“Position,” said Mab.

“But I have just said position. ‘A clergyman who has long held the—an appointment as curate in charge’—there, that is better—‘wishes to hear of a similar position in a small parish.’ I think that will do.”

“Isn’t there a Latin word? Locum something or other; would not that be more dignified?” said Mab.

Locum tenens. I prefer English,” said Cicely; “and now I suppose we must say something about his opinions. Poor dear papa! I am sure I do not know whether he is High, or Low, or Broad.”

“Not Broad,” said Mab, pointedly; for she was very orthodox. “Say sound; I have often seen that, and it does not commit you to anything,—sound, but not extreme, like Miss Blandy’s clergyman.

“‘Of sound, but not extreme principles,’” wrote Cicely. “That sounds a little strange, for you might say that a man who could not tell a lie, but yet did not mind a fib, was sound, but not extreme. ‘Church principles’—is that better? But I don’t like that either. Stop, I have it—‘He is a sound, but not extreme Churchman’—that is the very thing—‘and has much experience’ (Ah, poor papa!) ‘in managing a parish.
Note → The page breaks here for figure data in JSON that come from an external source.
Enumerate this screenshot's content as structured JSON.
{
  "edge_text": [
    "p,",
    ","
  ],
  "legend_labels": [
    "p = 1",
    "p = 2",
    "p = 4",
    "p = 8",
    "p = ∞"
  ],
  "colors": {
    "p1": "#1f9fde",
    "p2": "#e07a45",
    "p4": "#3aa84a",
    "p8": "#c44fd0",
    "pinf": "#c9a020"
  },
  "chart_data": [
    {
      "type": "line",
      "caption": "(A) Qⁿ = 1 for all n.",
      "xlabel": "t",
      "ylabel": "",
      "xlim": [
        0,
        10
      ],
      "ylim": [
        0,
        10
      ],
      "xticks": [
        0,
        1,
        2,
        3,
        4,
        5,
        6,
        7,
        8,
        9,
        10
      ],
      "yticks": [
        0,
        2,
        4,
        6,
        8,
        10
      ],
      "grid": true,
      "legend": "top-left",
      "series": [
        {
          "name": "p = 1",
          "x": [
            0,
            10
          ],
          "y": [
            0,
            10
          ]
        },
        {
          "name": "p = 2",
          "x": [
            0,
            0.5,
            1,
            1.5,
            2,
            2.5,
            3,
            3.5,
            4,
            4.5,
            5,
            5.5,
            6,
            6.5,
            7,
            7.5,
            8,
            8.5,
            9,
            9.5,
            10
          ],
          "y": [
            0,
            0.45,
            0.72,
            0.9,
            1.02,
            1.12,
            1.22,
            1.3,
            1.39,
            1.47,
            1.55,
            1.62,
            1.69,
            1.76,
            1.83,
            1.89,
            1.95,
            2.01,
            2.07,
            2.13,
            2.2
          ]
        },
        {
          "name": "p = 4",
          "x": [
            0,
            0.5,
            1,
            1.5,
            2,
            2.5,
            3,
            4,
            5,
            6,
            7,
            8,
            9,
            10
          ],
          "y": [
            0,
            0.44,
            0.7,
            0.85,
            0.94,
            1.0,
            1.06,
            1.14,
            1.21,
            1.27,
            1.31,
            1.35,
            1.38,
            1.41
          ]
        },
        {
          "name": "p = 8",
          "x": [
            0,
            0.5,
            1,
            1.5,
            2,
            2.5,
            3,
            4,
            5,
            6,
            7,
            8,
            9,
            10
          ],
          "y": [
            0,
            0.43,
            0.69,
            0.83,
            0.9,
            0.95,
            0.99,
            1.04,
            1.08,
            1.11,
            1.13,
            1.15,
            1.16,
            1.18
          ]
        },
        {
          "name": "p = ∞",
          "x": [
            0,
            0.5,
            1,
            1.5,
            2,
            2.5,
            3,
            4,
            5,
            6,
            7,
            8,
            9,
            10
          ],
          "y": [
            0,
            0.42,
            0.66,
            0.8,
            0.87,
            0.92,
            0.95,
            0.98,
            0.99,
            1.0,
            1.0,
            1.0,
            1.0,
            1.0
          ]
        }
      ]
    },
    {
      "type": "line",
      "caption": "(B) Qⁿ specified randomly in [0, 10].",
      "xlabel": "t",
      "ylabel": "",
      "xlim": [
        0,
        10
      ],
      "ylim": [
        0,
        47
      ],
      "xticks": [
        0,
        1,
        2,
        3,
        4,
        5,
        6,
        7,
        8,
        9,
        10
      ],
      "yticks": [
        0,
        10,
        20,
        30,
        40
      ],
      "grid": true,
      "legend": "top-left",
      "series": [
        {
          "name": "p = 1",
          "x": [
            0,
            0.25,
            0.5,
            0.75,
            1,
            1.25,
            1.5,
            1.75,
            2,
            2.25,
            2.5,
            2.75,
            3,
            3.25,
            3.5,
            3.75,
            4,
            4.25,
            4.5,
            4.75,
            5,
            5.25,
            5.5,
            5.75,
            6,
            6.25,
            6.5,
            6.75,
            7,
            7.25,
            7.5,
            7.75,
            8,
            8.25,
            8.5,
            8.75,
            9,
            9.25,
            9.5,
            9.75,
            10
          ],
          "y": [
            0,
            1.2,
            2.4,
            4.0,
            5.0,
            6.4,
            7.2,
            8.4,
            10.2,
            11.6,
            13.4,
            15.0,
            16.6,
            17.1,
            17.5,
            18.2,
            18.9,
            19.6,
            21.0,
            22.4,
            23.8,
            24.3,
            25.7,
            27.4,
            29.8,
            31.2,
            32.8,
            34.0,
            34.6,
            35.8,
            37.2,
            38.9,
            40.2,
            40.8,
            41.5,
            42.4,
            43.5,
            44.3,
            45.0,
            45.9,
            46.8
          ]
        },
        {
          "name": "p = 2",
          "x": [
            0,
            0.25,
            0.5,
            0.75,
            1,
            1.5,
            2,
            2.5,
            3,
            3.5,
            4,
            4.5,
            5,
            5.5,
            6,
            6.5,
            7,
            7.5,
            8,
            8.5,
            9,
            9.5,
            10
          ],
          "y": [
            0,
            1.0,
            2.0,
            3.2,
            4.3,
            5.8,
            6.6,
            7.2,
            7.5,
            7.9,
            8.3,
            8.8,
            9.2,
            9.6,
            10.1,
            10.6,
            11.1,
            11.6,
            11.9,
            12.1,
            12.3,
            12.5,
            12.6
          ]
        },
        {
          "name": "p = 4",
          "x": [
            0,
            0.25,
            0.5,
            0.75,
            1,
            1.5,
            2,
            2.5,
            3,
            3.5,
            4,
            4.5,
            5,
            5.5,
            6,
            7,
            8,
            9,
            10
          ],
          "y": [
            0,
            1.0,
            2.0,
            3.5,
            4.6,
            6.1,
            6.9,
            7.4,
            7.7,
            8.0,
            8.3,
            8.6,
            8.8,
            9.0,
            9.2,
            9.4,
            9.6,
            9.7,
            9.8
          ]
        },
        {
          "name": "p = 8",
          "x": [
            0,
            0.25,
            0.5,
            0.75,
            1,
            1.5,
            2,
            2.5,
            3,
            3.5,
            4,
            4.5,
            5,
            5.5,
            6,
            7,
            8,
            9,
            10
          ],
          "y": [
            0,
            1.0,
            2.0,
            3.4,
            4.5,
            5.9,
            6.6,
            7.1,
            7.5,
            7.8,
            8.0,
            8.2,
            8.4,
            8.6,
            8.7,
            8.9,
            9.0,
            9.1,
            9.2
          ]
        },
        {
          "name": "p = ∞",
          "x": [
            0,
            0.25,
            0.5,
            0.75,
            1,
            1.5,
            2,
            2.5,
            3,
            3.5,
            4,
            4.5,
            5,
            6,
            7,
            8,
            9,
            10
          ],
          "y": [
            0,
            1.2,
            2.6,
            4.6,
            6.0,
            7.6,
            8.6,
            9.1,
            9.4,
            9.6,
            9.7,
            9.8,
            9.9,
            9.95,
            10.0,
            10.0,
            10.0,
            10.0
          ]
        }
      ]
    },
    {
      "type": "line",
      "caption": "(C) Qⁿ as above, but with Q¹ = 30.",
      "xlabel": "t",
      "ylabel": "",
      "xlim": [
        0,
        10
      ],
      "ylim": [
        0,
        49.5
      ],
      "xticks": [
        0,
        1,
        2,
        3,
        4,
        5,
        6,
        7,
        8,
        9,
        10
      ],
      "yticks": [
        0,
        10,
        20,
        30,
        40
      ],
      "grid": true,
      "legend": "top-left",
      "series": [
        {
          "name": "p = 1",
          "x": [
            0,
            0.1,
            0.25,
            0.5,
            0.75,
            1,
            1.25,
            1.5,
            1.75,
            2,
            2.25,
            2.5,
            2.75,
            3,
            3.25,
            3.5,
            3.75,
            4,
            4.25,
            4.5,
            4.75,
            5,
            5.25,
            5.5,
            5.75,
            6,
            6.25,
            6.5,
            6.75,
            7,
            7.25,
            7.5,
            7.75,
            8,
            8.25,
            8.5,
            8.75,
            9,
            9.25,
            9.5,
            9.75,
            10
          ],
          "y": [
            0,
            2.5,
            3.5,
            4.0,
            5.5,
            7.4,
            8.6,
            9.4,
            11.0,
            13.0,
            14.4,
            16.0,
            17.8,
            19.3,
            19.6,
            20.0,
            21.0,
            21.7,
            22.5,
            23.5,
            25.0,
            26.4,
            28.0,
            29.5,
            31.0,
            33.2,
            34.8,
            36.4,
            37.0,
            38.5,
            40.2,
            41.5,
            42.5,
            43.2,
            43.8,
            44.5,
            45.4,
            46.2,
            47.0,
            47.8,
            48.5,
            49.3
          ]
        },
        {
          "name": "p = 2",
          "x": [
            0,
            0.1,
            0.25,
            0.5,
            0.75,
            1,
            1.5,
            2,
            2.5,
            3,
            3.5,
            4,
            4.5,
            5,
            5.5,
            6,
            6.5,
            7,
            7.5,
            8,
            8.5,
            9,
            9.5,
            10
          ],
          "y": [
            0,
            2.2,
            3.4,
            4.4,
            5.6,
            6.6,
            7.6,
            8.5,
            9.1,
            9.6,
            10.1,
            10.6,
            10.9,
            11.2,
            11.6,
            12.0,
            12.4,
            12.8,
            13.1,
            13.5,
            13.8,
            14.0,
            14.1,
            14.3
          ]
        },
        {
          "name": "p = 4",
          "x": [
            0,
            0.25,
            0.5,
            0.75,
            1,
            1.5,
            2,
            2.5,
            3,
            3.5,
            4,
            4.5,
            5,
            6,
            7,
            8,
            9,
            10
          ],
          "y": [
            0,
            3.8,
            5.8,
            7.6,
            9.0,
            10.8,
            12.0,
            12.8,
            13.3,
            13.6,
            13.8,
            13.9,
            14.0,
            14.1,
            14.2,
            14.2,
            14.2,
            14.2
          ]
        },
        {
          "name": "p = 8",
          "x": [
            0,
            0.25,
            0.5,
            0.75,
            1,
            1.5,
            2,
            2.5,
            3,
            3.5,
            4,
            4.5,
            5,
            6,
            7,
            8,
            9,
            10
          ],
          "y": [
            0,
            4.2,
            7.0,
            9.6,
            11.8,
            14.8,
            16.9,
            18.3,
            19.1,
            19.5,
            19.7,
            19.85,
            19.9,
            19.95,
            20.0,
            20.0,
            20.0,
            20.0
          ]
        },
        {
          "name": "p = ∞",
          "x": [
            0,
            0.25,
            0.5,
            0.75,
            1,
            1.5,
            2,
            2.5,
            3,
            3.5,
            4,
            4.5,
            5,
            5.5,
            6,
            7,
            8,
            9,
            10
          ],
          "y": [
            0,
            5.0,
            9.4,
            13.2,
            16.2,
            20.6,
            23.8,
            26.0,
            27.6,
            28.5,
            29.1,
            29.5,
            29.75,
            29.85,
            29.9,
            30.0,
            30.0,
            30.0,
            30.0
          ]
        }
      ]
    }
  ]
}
Apply’—but that is another question. Where ought they to apply? We cannot give, I suppose, the full name and address here?”

“I wonder if any one will apply? But, Cicely, suppose all comes right, as I am sure it will, you may be deceiving some one, making them think—Here is the very person I want; and then how disappointed they will be!”

“Oh, if there is only their disappointment to think of! Mab, you must not think there is any reliance to be put on Mr. Mildmay. He meant it; yes, tears came into his eyes,” cried Cicely, with a look of gratitude and pleasure in her own. “But when he goes back among those Oxford men, those dons, do you think they will pay any attention to him? They will laugh at him; they will say he is a Quixote; they will turn it all into fun, or think it his folly.”

“Why should Oxford dons be so much worse than other men?” said Mab, surprised. “Papa is an Oxford man—he is not hard-hearted. Dons, I suppose, are just like other people?”

“No,” said Cicely, who was arguing against herself, struggling against the tide of fictitious hope, which sometimes threatened to carry her away. “They live by themselves among their books; they have nobody belonging to them; their hearts dry up, and they don’t care for common troubles. Oh, I know it: they are often more heathens than Christians. I have no faith in those sort of people. He will have a struggle with them, and then he will find it to be of no use. I am as sure as if it had happened already,” cried Cicely, her bright eyes sparkling indignant behind her tears.